Morphological evolution often involves significant and discontinuous phenotypic changes despite small genetic variation. The nonlinear relationship between genotype and phenotype (G-P map) challenges traditional quantitative genetics. One key factor contributing to this nonlinearity is the developmental process, including diverse patterning and dynamic tissue deformation. Understanding the G-P map in the context of developmental processes is crucial for elucidating morphological evolution. The diverse molar morphologies of seals provide a good example, a previous study investigated their evolutionary dynamics by combining simulations and morphometric analyses [1].

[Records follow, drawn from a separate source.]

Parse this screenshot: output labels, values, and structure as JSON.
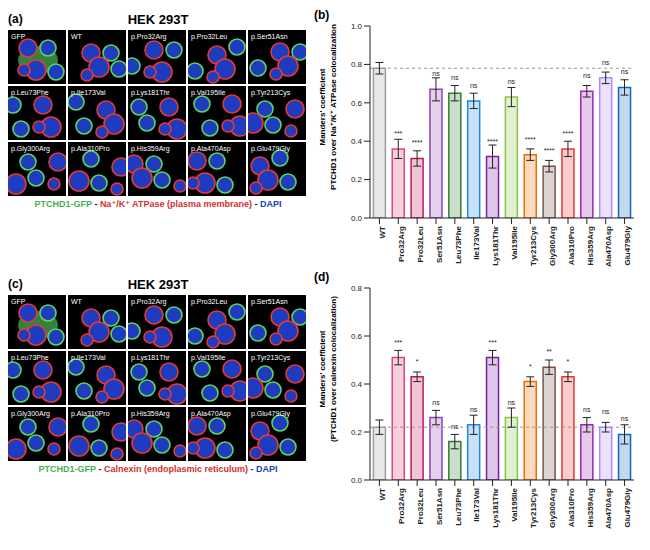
{
  "image_panels": [
    {
      "panel": "(a)",
      "title": "HEK 293T",
      "tiles": [
        "GFP",
        "WT",
        "p.Pro32Arg",
        "p.Pro32Leu",
        "p.Ser51Asn",
        "p.Leu73Phe",
        "p.Ile173Val",
        "p.Lys181Thr",
        "p.Val195Ile",
        "p.Tyr213Cys",
        "p.Gly300Arg",
        "p.Ala310Pro",
        "p.His359Arg",
        "p.Ala470Asp",
        "p.Glu479Gly"
      ],
      "caption": [
        {
          "text": "PTCHD1-GFP",
          "color": "#4caf50"
        },
        {
          "text": " - ",
          "color": "#222222"
        },
        {
          "text": "Na⁺/K⁺ ATPase (plasma membrane)",
          "color": "#d32f2f"
        },
        {
          "text": " - ",
          "color": "#222222"
        },
        {
          "text": "DAPI",
          "color": "#1a3fb0"
        }
      ]
    },
    {
      "panel": "(c)",
      "title": "HEK 293T",
      "tiles": [
        "GFP",
        "WT",
        "p.Pro32Arg",
        "p.Pro32Leu",
        "p.Ser51Asn",
        "p.Leu73Phe",
        "p.Ile173Val",
        "p.Lys181Thr",
        "p.Val195Ile",
        "p.Tyr213Cys",
        "p.Gly300Arg",
        "p.Ala310Pro",
        "p.His359Arg",
        "p.Ala470Asp",
        "p.Glu479Gly"
      ],
      "caption": [
        {
          "text": "PTCHD1-GFP",
          "color": "#4caf50"
        },
        {
          "text": " - ",
          "color": "#222222"
        },
        {
          "text": "Calnexin (endoplasmic reticulum)",
          "color": "#d32f2f"
        },
        {
          "text": " - ",
          "color": "#222222"
        },
        {
          "text": "DAPI",
          "color": "#1a3fb0"
        }
      ]
    }
  ],
  "chart_data": [
    {
      "type": "bar",
      "panel": "(b)",
      "y_label": [
        "Manders' coefficient",
        "PTCHD1 over Na⁺/K⁺ ATPase colocalization"
      ],
      "categories": [
        "WT",
        "Pro32Arg",
        "Pro32Leu",
        "Ser51Asn",
        "Leu73Phe",
        "Ile173Val",
        "Lys181Thr",
        "Val195Ile",
        "Tyr213Cys",
        "Gly300Arg",
        "Ala310Pro",
        "His359Arg",
        "Ala470Asp",
        "Glu479Gly"
      ],
      "values": [
        0.78,
        0.36,
        0.31,
        0.67,
        0.65,
        0.61,
        0.32,
        0.63,
        0.33,
        0.27,
        0.36,
        0.66,
        0.73,
        0.68
      ],
      "errors": [
        0.03,
        0.05,
        0.04,
        0.06,
        0.04,
        0.04,
        0.06,
        0.05,
        0.03,
        0.03,
        0.04,
        0.03,
        0.03,
        0.04
      ],
      "significance": [
        null,
        "***",
        "****",
        "ns",
        "ns",
        "ns",
        "****",
        "ns",
        "****",
        "****",
        "****",
        "ns",
        "ns",
        "ns"
      ],
      "colors": [
        "#9e9e9e",
        "#e0457b",
        "#c2185b",
        "#8e44ad",
        "#2e7d32",
        "#1e88e5",
        "#7b1fa2",
        "#8bc34a",
        "#ef6c00",
        "#795548",
        "#e53935",
        "#9c27b0",
        "#b388ff",
        "#1565c0"
      ],
      "ylim": [
        0,
        1
      ],
      "yticks": [
        {
          "value": 0,
          "label": "0.0"
        },
        0.2,
        0.4,
        0.6,
        0.8,
        {
          "value": 1,
          "label": "1.0"
        }
      ]
    },
    {
      "type": "bar",
      "panel": "(d)",
      "y_label": [
        "Manders' coefficient",
        "(PTCHD1 over calnexin colocalization)"
      ],
      "categories": [
        "WT",
        "Pro32Arg",
        "Pro32Leu",
        "Ser51Asn",
        "Leu73Phe",
        "Ile173Val",
        "Lys181Thr",
        "Val195Ile",
        "Tyr213Cys",
        "Gly300Arg",
        "Ala310Pro",
        "His359Arg",
        "Ala470Asp",
        "Glu479Gly"
      ],
      "values": [
        0.22,
        0.51,
        0.43,
        0.26,
        0.16,
        0.23,
        0.51,
        0.26,
        0.41,
        0.47,
        0.43,
        0.23,
        0.22,
        0.19
      ],
      "errors": [
        0.03,
        0.03,
        0.02,
        0.03,
        0.03,
        0.04,
        0.03,
        0.04,
        0.02,
        0.03,
        0.02,
        0.03,
        0.02,
        0.04
      ],
      "significance": [
        null,
        "***",
        "*",
        "ns",
        "ns",
        "ns",
        "***",
        "ns",
        "*",
        "**",
        "*",
        "ns",
        "ns",
        "ns"
      ],
      "colors": [
        "#9e9e9e",
        "#e0457b",
        "#c2185b",
        "#8e44ad",
        "#2e7d32",
        "#1e88e5",
        "#7b1fa2",
        "#8bc34a",
        "#ef6c00",
        "#795548",
        "#e53935",
        "#9c27b0",
        "#b388ff",
        "#1565c0"
      ],
      "ylim": [
        0,
        0.8
      ],
      "yticks": [
        {
          "value": 0,
          "label": "0.0"
        },
        0.2,
        0.4,
        0.6,
        0.8
      ]
    }
  ]
}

In this study, we attempted to understand the G-P map structure by exploring the relationship between developmental processes and three-dimensional (3D) morphologies, focusing on seal molars. Using the morphological simulator ToothMaker [2], we generated various 3D morphologies of molar through exploration of eight key parameters of 26 parameters. Generalized Procrustes analysis was applied to quantify the generated 3D shapes and construct an empirical morphospace. Our results showed that the parameter Down growth (Dgr) had minimal impact on 3D morphology and the certain regions within the morphospace could not be occupied by varying these eight parameters.
Future work will involve 3D measurements and quantitative evaluations of actual seal molars. We aim to better understand the G-P map structure by comparing these empirical and computational results.

[1] Isaac Salazar-Ciudad and Jukka Jernvall, A computational model of teeth and the developmental origins of morphological variation, Nature 464 (2010), no. 7288, 583–586.
[2] Isaac Salazar-Ciudad and Miquel Marin-Riera, Adaptive dynamics under developmentbased genotype–phenotype maps, Nature 497 (2013), no. 7449, 361–364.